We left soon after. As I walked him to his car, I asked him to never call me Hulkette again, in the past or present tense. Why? Because it makes me sad. But no! You were my Hulkette, you still are, we went through so much together, that’s who you are to me. Hulkette. No, please. It was a term for a specific chapter, one that has ended. But Vanilla, it is a term of endearment. Just because you were faster than me to get to certain realizations and unable to wait for me, doesn’t mean that I don’t hold you in a lot of affection. I know but we agreed that the mismatch in our feelings and timing meant we couldn’t date and we were going to be friends. Friends do not have pet names for each other. To use one that reminds me of something I hoped for and cannot have is too confusing for me. Vanilla, you do realize I see you and I wish for a lot of things? Bruh. Stop. You needed space to sort through your stuff. You asked that we stay in each other’s lives. Ok. Don’t make this hard for me. I am dealing with my feelings about this because they are my problem, not yours.
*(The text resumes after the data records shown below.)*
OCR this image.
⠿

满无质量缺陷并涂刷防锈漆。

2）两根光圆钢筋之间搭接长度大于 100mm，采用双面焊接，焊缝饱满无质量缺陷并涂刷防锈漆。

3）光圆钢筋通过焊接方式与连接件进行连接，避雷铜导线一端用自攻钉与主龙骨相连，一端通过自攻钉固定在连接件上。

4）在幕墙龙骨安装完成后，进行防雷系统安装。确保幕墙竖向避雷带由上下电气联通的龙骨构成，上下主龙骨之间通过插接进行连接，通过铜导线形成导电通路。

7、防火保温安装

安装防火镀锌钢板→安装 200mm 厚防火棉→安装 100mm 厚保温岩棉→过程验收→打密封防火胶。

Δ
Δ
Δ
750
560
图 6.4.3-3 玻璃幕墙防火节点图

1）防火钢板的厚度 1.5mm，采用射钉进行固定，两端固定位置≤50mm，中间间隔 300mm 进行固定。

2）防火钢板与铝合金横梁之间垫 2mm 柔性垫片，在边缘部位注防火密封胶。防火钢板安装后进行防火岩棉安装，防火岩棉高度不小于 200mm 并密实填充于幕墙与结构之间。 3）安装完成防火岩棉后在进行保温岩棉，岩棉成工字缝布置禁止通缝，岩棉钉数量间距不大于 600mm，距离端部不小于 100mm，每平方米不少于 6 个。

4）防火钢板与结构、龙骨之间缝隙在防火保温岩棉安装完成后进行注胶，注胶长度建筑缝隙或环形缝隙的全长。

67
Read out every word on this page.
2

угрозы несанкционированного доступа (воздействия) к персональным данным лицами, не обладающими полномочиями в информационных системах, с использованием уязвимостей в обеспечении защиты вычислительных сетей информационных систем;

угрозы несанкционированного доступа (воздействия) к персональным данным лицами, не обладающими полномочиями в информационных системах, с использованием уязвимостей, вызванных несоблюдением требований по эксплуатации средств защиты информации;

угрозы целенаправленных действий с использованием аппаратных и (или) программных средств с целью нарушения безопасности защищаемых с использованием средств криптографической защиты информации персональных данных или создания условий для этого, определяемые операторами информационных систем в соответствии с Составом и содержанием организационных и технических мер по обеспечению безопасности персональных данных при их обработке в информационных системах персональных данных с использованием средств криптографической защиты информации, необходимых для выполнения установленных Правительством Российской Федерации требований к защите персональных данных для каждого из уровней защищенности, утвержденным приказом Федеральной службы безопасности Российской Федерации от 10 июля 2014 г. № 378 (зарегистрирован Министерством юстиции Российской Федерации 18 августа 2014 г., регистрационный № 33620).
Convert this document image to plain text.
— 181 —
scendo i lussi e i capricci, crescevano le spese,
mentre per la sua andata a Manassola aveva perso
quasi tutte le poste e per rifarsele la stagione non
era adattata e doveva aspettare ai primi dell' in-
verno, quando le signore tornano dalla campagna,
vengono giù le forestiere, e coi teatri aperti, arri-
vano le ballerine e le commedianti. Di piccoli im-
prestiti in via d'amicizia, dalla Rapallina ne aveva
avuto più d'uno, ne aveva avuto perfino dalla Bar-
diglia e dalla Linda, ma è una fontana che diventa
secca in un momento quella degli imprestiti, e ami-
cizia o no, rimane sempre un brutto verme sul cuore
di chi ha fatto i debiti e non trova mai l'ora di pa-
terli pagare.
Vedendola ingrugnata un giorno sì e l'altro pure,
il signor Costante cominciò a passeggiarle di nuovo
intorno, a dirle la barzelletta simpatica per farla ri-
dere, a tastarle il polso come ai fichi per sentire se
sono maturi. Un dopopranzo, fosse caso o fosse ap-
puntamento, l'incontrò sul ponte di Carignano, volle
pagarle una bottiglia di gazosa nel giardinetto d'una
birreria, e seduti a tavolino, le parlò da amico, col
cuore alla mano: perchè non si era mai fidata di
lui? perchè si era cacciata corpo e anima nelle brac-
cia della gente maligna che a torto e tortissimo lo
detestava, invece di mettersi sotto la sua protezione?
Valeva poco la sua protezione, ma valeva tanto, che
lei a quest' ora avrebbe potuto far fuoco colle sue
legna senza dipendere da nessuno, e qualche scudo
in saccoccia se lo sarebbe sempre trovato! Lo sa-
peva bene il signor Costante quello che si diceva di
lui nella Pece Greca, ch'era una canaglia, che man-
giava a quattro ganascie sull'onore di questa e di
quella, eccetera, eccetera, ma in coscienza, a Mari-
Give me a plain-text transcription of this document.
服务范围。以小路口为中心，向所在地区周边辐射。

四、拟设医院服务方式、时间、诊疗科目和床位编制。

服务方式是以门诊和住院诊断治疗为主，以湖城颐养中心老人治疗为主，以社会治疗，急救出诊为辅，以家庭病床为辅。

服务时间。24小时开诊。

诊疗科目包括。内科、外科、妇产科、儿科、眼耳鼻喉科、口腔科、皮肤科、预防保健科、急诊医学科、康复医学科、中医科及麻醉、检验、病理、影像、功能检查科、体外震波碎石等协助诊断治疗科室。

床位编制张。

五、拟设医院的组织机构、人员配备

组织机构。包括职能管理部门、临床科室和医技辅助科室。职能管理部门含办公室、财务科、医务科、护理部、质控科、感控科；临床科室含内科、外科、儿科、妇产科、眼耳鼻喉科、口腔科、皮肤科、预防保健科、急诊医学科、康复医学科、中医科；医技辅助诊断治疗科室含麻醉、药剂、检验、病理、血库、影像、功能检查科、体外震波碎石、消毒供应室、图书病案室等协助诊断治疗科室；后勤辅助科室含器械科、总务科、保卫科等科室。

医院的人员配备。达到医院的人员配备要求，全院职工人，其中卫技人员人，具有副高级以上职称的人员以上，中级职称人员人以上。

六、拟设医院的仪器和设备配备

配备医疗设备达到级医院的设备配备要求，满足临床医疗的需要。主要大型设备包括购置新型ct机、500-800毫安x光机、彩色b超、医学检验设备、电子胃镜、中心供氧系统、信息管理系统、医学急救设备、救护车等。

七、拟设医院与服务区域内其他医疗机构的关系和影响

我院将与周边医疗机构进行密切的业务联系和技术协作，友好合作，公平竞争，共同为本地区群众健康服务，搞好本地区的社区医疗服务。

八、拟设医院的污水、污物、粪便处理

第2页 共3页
Go and deal with all that shit you needed to deal with. One day if you wake up and you realize you really do want to date ME, you know where to find me. But since that day might never come, and I find it hard enough being reminded of what might have been, no grey zones. We are friends. As we explore what this new chapter means, please do not bring up the failed previous chapter. I can’t sort through the confusing complex emotions. Of course, Vanilla, I am sorry. I didn’t mean to hurt you.
And so, ladies and gents, the Hulkette has been retired. All that is left is Vanilla, with her poorly managed borderline personality disorder. It isn’t cute, it isn’t adorable. It is a problem, one that I will learn to get a handle on, I hope. All by myself, because it is no one else’s burden but my own.
And if I am lucky, and we are careful, I might end up with a friend.
Smart girl. I wish that would have been my ending also.